Because a person’s body can be partially or completely obscured by smoke, the accuracy is significantly lower than for detection in a non-smoky situation. In this study, detecting disaster victims hidden by smoke is carried out using the proposed HHD method. HHD uses the YOLO and RetinaNet methods together, improves detection accuracy by repeating the search for FN and FP classifications, and also finds the optimal IoU value to produce better results.

For YOLO, high detection accuracy was found when the human body was completely visible. However, when the smoke thickened and only a part of the human body was visible, or the human body was blurred, the accuracy was low. In this case, detection may not be possible due to the overlap of objects or class imbalance. For RetinaNet, since there are classes divided by background and objects, the detection accuracy was higher than that of YOLO, but there was a significant difference with YOLO in terms of speed. Furthermore, some objects were missed completely.

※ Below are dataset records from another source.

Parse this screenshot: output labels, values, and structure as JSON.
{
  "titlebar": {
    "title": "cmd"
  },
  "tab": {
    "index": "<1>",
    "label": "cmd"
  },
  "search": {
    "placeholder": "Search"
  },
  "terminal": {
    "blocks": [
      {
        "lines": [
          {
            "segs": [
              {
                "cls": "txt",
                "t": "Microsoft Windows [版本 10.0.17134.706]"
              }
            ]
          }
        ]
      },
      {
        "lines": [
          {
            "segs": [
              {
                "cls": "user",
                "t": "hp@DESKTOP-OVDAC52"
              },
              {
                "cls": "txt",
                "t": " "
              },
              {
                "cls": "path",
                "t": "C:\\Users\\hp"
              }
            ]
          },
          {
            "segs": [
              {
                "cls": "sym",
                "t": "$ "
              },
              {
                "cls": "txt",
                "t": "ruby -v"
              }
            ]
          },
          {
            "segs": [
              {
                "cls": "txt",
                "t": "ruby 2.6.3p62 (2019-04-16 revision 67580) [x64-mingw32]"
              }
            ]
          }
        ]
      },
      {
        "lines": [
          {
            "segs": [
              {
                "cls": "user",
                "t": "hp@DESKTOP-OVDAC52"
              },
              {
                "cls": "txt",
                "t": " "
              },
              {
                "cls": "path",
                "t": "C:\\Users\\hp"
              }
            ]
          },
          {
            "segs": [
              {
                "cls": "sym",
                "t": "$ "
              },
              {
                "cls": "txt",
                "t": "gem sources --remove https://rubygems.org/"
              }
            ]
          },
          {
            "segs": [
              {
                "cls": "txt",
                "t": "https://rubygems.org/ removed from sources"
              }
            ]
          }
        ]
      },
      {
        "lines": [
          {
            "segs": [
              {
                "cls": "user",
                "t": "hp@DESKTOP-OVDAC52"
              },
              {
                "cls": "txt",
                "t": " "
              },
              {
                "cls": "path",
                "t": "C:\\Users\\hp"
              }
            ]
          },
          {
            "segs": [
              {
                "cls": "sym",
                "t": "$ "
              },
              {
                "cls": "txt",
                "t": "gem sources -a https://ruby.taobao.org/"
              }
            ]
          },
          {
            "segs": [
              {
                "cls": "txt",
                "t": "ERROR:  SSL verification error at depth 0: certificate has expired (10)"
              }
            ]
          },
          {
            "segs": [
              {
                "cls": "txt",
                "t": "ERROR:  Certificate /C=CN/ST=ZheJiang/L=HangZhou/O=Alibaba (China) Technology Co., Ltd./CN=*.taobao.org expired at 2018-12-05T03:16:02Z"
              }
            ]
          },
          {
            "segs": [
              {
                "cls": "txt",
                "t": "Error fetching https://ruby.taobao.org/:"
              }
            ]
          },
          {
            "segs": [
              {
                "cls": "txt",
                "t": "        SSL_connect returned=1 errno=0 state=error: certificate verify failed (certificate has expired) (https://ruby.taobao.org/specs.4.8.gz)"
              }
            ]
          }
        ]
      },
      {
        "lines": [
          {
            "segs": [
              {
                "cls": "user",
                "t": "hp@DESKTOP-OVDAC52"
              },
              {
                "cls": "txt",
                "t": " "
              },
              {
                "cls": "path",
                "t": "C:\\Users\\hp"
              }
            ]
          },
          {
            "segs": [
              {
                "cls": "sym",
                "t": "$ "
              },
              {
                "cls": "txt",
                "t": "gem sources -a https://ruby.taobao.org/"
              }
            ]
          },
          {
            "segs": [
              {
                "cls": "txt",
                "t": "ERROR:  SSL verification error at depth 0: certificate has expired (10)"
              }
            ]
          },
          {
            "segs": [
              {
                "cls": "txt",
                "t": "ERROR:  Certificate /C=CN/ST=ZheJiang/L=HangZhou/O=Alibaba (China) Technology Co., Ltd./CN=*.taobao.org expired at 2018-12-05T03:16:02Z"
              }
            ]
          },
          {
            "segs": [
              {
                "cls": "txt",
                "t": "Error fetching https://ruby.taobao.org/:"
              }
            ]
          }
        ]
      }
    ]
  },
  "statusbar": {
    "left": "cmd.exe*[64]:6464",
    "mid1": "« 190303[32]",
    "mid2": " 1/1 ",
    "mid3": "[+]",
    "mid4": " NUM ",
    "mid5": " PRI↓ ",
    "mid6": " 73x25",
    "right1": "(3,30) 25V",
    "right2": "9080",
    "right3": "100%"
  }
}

When HHD was used, the detection accuracy was higher than that of YOLO. When compared with RetinaNet, the detection accuracy was not significantly different from that of YOLO, but the result could be arrived at more quickly. When comparing the detection accuracies of YOLO, RetinaNet, and HHD, on average, when HHD and YOLO were applied with IoU = 0.5, the most significant deviation was shown, and the detection accuracy ranged from 3% to 20%. When comparing HHD and RetinaNet, the most significant deviation was found when IoU = 0.7 was applied, and the high detection accuracy ranged from 1% to 9%. The parameters showing the most significant deviation on average was for the difference in accuracy starting with a smoke concentration of 80%. Furthermore, the differences between using values of IoU = 0.3, 0.5, and 0.7 were calculated for HHD and the optimal IoU value was found and applied.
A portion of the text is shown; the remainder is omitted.